The User Purchase Platform problem on LeetCode provides you with a set of user purchase records and asks you to analyze user purchasing behavior. Typically, you are given a list of users, their purchases (with timestamps and amounts), and possibly the platform (like 'web', 'mobile', etc.) from which the purchase was made.

The task is usually to answer questions like: Which users made purchases on multiple platforms? or Which users made their first purchase on the mobile platform? or For each user, return their earliest purchase per platform.

Constraints often include:

  • Each purchase record contains a user_id, purchase_time, platform, and amount.
  • There may be multiple purchases per user and per platform.
  • You may need to aggregate or filter based on earliest/latest purchase, unique platform count, or similar analytics.
Note: For this explanation, we'll assume the question is: Return the list of users who have made purchases on at least two different platforms.

Thought Process

To solve this problem, we need to identify users who have made purchases on more than one platform. The straightforward (brute-force) approach would be to, for each user, collect all the platforms they have used and count them. If a user's platform count is two or more, include them in the result.

The brute-force way would involve iterating through all records, grouping by user, and counting unique platforms. However, this can be inefficient for large datasets.

To optimize, we can use a hash map (dictionary) to map each user to a set of platforms they've used. This allows us to efficiently add platforms and check the count at the end.

This approach is analogous to making a list of all the stores you've shopped at: for each receipt, add the store to your list if it's not there already. At the end, count how many unique stores you have for each person.

Solution Approach

Let's break down the solution step by step:

  1. Initialize a hash map: Create a dictionary (or map) where each key is a user_id and the value is a set of platforms the user has made purchases on.
  2. Process each purchase record: For every purchase, add the platform to the corresponding user's set in the map. Using a set ensures we only store unique platforms per user.
  3. Filter users: After processing all records, iterate over the map and collect users who have two or more platforms in their set.
  4. Return the result: Output the list of user IDs (possibly sorted, depending on requirements).

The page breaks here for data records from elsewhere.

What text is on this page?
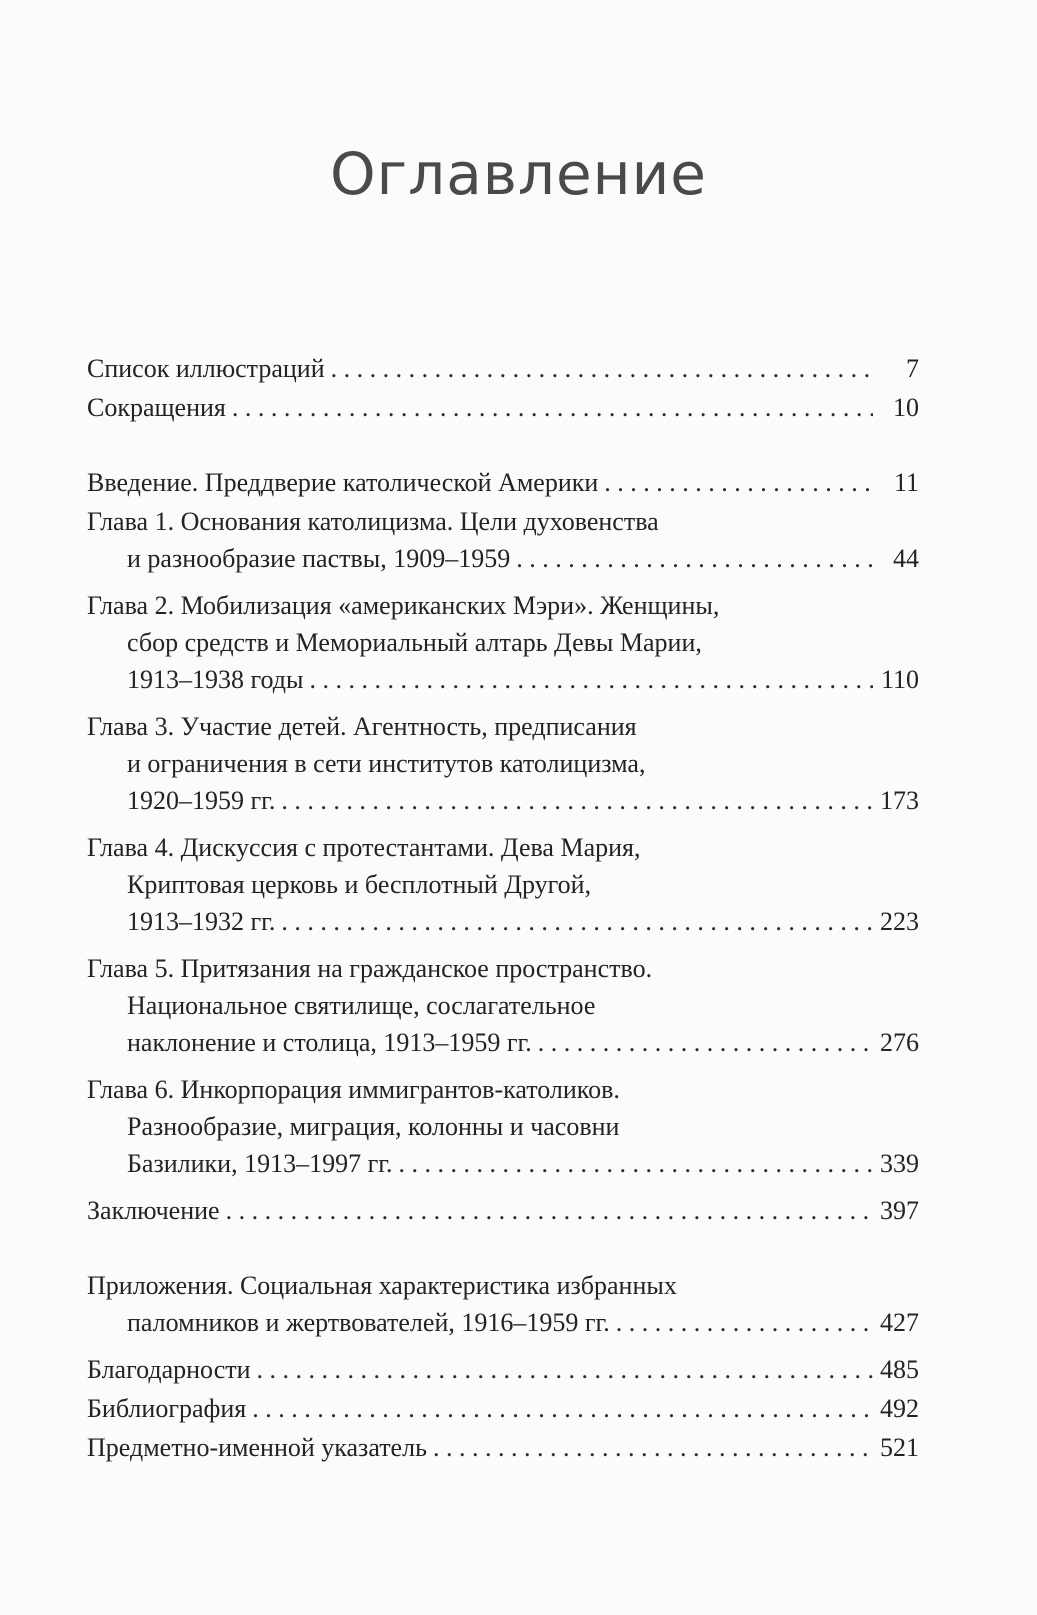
Оглавление
Список иллюстраций . . .	7
Сокращения . . .	10
Введение. Преддверие католической Америки . . .	11
Глава 1. Основания католицизма. Цели духовенства
и разнообразие паствы, 1909–1959 . . .	44
Глава 2. Мобилизация «американских Мэри». Женщины,
сбор средств и Мемориальный алтарь Девы Марии,
1913–1938 годы . . .	110
Глава 3. Участие детей. Агентность, предписания
и ограничения в сети институтов католицизма,
1920–1959 гг. . . .	173
Глава 4. Дискуссия с протестантами. Дева Мария,
Криптовая церковь и бесплотный Другой,
1913–1932 гг. . . .	223
Глава 5. Притязания на гражданское пространство.
Национальное святилище, сослагательное
наклонение и столица, 1913–1959 гг. . . .	276
Глава 6. Инкорпорация иммигрантов-католиков.
Разнообразие, миграция, колонны и часовни
Базилики, 1913–1997 гг. . . .	339
Заключение . . .	397
Приложения. Социальная характеристика избранных
паломников и жертвователей, 1916–1959 гг. . . .	427
Благодарности . . .	485
Библиография . . .	492
Предметно-именной указатель . . .	521
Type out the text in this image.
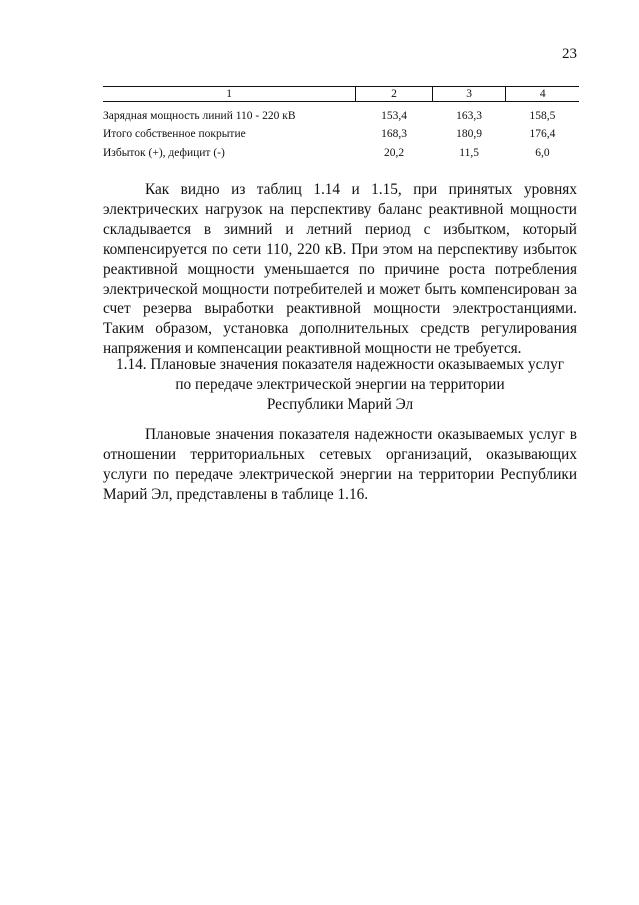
23
1	2	3	4
Зарядная мощность линий 110 - 220 кВ	153,4	163,3	158,5
Итого собственное покрытие	168,3	180,9	176,4
Избыток (+), дефицит (-)	20,2	11,5	6,0

Как видно из таблиц 1.14 и 1.15, при принятых уровнях электрических нагрузок на перспективу баланс реактивной мощности складывается в зимний и летний период с избытком, который компенсируется по сети 110, 220 кВ. При этом на перспективу избыток реактивной мощности уменьшается по причине роста потребления электрической мощности потребителей и может быть компенсирован за счет резерва выработки реактивной мощности электростанциями. Таким образом, установка дополнительных средств регулирования напряжения и компенсации реактивной мощности не требуется.

1.14. Плановые значения показателя надежности оказываемых услуг
по передаче электрической энергии на территории
Республики Марий Эл

Плановые значения показателя надежности оказываемых услуг в отношении территориальных сетевых организаций, оказывающих услуги по передаче электрической энергии на территории Республики Марий Эл, представлены в таблице 1.16.
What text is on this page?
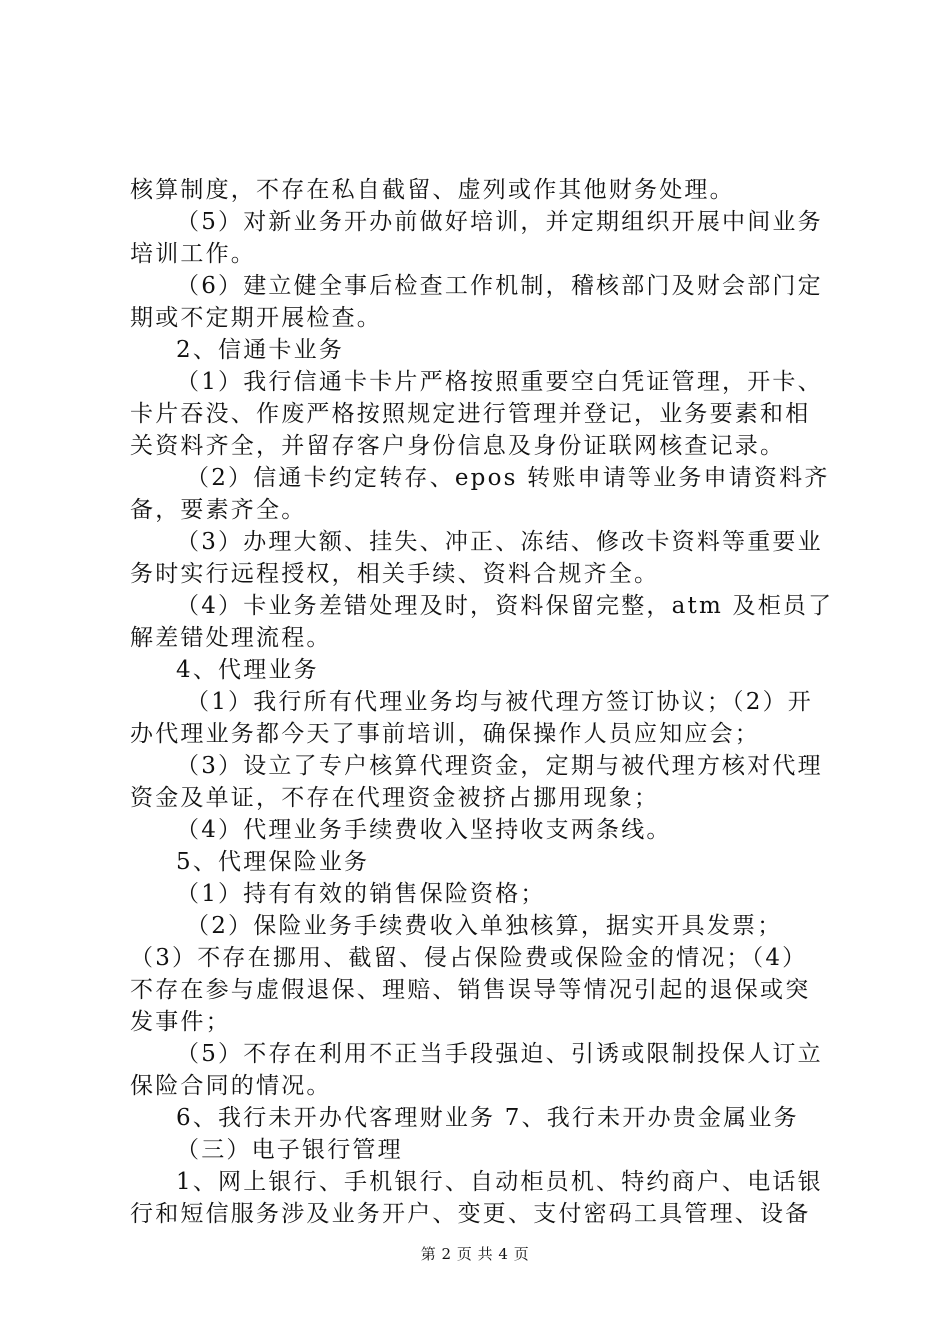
核算制度，不存在私自截留、虚列或作其他财务处理。
（5）对新业务开办前做好培训，并定期组织开展中间业务
培训工作。
（6）建立健全事后检查工作机制，稽核部门及财会部门定
期或不定期开展检查。
2、信通卡业务
（1）我行信通卡卡片严格按照重要空白凭证管理，开卡、
卡片吞没、作废严格按照规定进行管理并登记，业务要素和相
关资料齐全，并留存客户身份信息及身份证联网核查记录。
（2）信通卡约定转存、epos 转账申请等业务申请资料齐
备，要素齐全。
（3）办理大额、挂失、冲正、冻结、修改卡资料等重要业
务时实行远程授权，相关手续、资料合规齐全。
（4）卡业务差错处理及时，资料保留完整，atm 及柜员了
解差错处理流程。
4、代理业务
（1）我行所有代理业务均与被代理方签订协议；（2）开
办代理业务都今天了事前培训，确保操作人员应知应会；
（3）设立了专户核算代理资金，定期与被代理方核对代理
资金及单证，不存在代理资金被挤占挪用现象；
（4）代理业务手续费收入坚持收支两条线。
5、代理保险业务
（1）持有有效的销售保险资格；
（2）保险业务手续费收入单独核算，据实开具发票；
（3）不存在挪用、截留、侵占保险费或保险金的情况；（4）
不存在参与虚假退保、理赔、销售误导等情况引起的退保或突
发事件；
（5）不存在利用不正当手段强迫、引诱或限制投保人订立
保险合同的情况。
6、我行未开办代客理财业务 7、我行未开办贵金属业务
（三）电子银行管理
1、网上银行、手机银行、自动柜员机、特约商户、电话银
行和短信服务涉及业务开户、变更、支付密码工具管理、设备
第 2 页 共 4 页
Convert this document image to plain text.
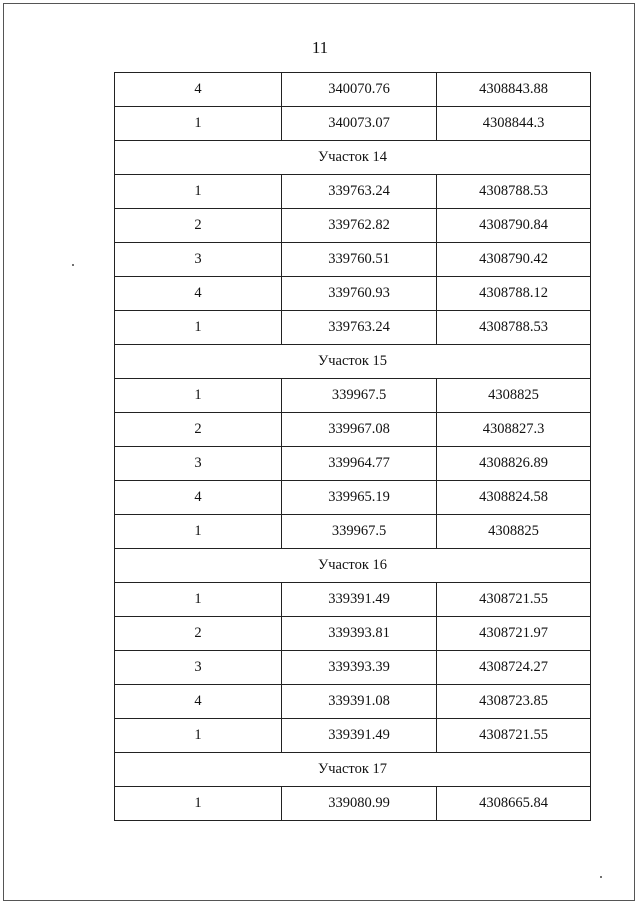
11
4	340070.76	4308843.88
1	340073.07	4308844.3
Участок 14		
1	339763.24	4308788.53
2	339762.82	4308790.84
3	339760.51	4308790.42
4	339760.93	4308788.12
1	339763.24	4308788.53
Участок 15		
1	339967.5	4308825
2	339967.08	4308827.3
3	339964.77	4308826.89
4	339965.19	4308824.58
1	339967.5	4308825
Участок 16		
1	339391.49	4308721.55
2	339393.81	4308721.97
3	339393.39	4308724.27
4	339391.08	4308723.85
1	339391.49	4308721.55
Участок 17		
1	339080.99	4308665.84
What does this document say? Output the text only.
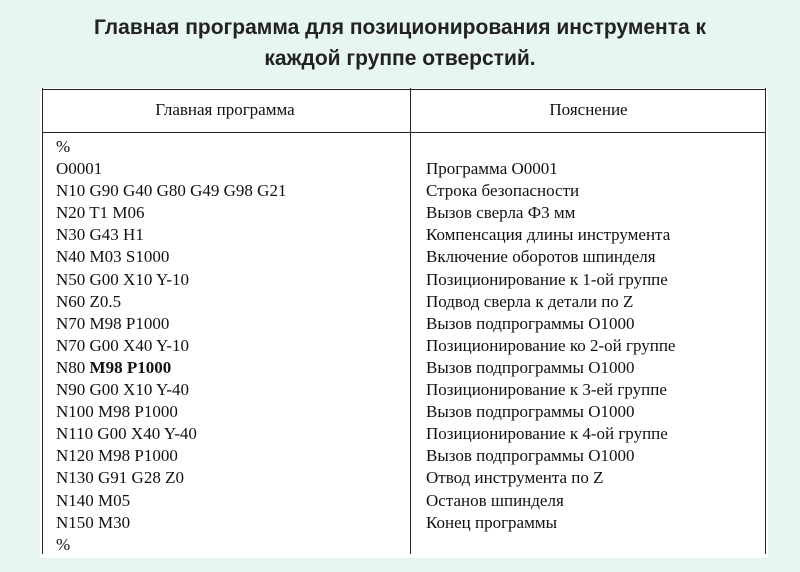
Главная программа для позиционирования инструмента к
каждой группе отверстий.
Главная программа	Пояснение
%
O0001
N10 G90 G40 G80 G49 G98 G21
N20 T1 M06
N30 G43 H1
N40 M03 S1000
N50 G00 X10 Y-10
N60 Z0.5
N70 M98 P1000
N70 G00 X40 Y-10
N80 M98 P1000
N90 G00 X10 Y-40
N100 M98 P1000
N110 G00 X40 Y-40
N120 M98 P1000
N130 G91 G28 Z0
N140 M05
N150 M30
%
Программа O0001
Строка безопасности
Вызов сверла Ф3 мм
Компенсация длины инструмента
Включение оборотов шпинделя
Позиционирование к 1-ой группе
Подвод сверла к детали по Z
Вызов подпрограммы O1000
Позиционирование ко 2-ой группе
Вызов подпрограммы O1000
Позиционирование к 3-ей группе
Вызов подпрограммы O1000
Позиционирование к 4-ой группе
Вызов подпрограммы O1000
Отвод инструмента по Z
Останов шпинделя
Конец программы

We use a set for each user because checking for uniqueness and adding a new platform is an O(1) operation, and avoids counting duplicate platforms.

Example Walkthrough

Consider the following purchase records:

  • User 1, "2024-06-01", "web", $20
  • User 1, "2024-06-02", "mobile", $30
  • User 2, "2024-06-01", "web", $25
  • User 2, "2024-06-03", "web", $15
  • User 3, "2024-06-02", "mobile", $40
  • User 3, "2024-06-03", "mobile", $50

Step by step:

  • For User 1: platforms = {"web"} (after first record), then {"web", "mobile"} (after second record)
  • For User 2: platforms = {"web"} (both records)
  • For User 3: platforms = {"mobile"} (both records)
At the end:
  • User 1: 2 platforms ("web", "mobile")
  • User 2: 1 platform ("web")
  • User 3: 1 platform ("mobile")
Result: Only User 1 has made purchases on at least two different platforms.

Time and Space Complexity

Brute-force Approach:

  • Time Complexity: O(N * P), where N is the number of users and P is the number of platforms. For each user, you might have to check all their purchases and all possible platforms.
  • Space Complexity: O(N * P), as you may need to store all platforms for all users.
Optimized Approach (with Hash Map and Sets):
  • Time Complexity: O(M), where M is the total number of purchase records. Each record is processed once, and set operations are O(1).
  • Space Complexity: O(N * P), where N is the number of users and P is the average number of unique platforms per user.

The optimized approach is much more efficient, especially for large datasets.

Summary

In this problem, we efficiently identified users who made purchases on at least two different platforms by leveraging a hash map with sets to track unique platforms per user. This strategy avoids unnecessary repeated work and allows for quick lookups and insertions. The key insight is to use data structures that fit the problem's requirements, leading to a clean and performant solution.

Code Implementation

from collections import defaultdict
from typing import List, Dict

def users_with_multiple_platforms(purchases: List[Dict]) -> List[int]:
    # purchases: List of dicts with keys: user_id, purchase_time, platform, amount
    user_platforms = defaultdict(set)
    for purchase in purchases:
        user_platforms[purchase['user_id']].add(purchase['platform'])
    result = [user_id for user_id, platforms in user_platforms.items() if len(platforms) >= 2]
    return sorted(result)
      
#include <vector>
#include <string>
#include <unordered_map>
#include <unordered_set>
#include <algorithm>

using namespace std;

struct Purchase {
    int user_id;
    string purchase_time;
    string platform;
    double amount;
};

vector<int> usersWithMultiplePlatforms(const vector<Purchase>& purchases) {
    unordered_map<int, unordered_set<string>> userPlatforms;
    for (const auto& p : purchases) {
        userPlatforms[p.user_id].insert(p.platform);
    }
    vector<int> result;
    for (const auto& entry : userPlatforms) {
        if (entry.second.size() >= 2) {
            result.push_back(entry.first);
        }
    }
    sort(result.begin(), result.end());
    return result;
}
      
import java.util.*;

class Purchase {
    int userId;
    String purchaseTime;
    String platform;
    double amount;
    public Purchase(int userId, String purchaseTime, String platform, double amount) {
        this.userId = userId;
        this.purchaseTime = purchaseTime;
        this.platform = platform;
        this.amount = amount;
    }
}

public class Solution {
    public List<Integer> usersWithMultiplePlatforms(List<Purchase> purchases) {
        Map<Integer, Set<String>> userPlatforms = new HashMap<>();
        for (Purchase p : purchases) {
            userPlatforms
                .computeIfAbsent(p.userId, k -> new HashSet<>())
                .add(p.platform);
        }
        List<Integer> result = new ArrayList<>();
        for (Map.Entry<Integer, Set<String>> entry : userPlatforms.entrySet()) {
            if (entry.getValue().size() >= 2) {
                result.add(entry.getKey());
            }
        }
        Collections.sort(result);
        return result;
    }
}
      
function usersWithMultiplePlatforms(purchases) {
    // purchases: Array of objects {user_id, purchase_time, platform, amount}
    const userPlatforms = {};
    purchases.forEach(purchase => {
        if (!userPlatforms[purchase.user_id]) {
            userPlatforms[purchase.user_id] = new Set();
        }
        userPlatforms[purchase.user_id].add(purchase.platform);
    });
    const result = [];
    for (const userId in userPlatforms) {
        if (userPlatforms[userId].size >= 2) {
            result.push(Number(userId));
        }
    }
    return result.sort((a, b) => a - b);
}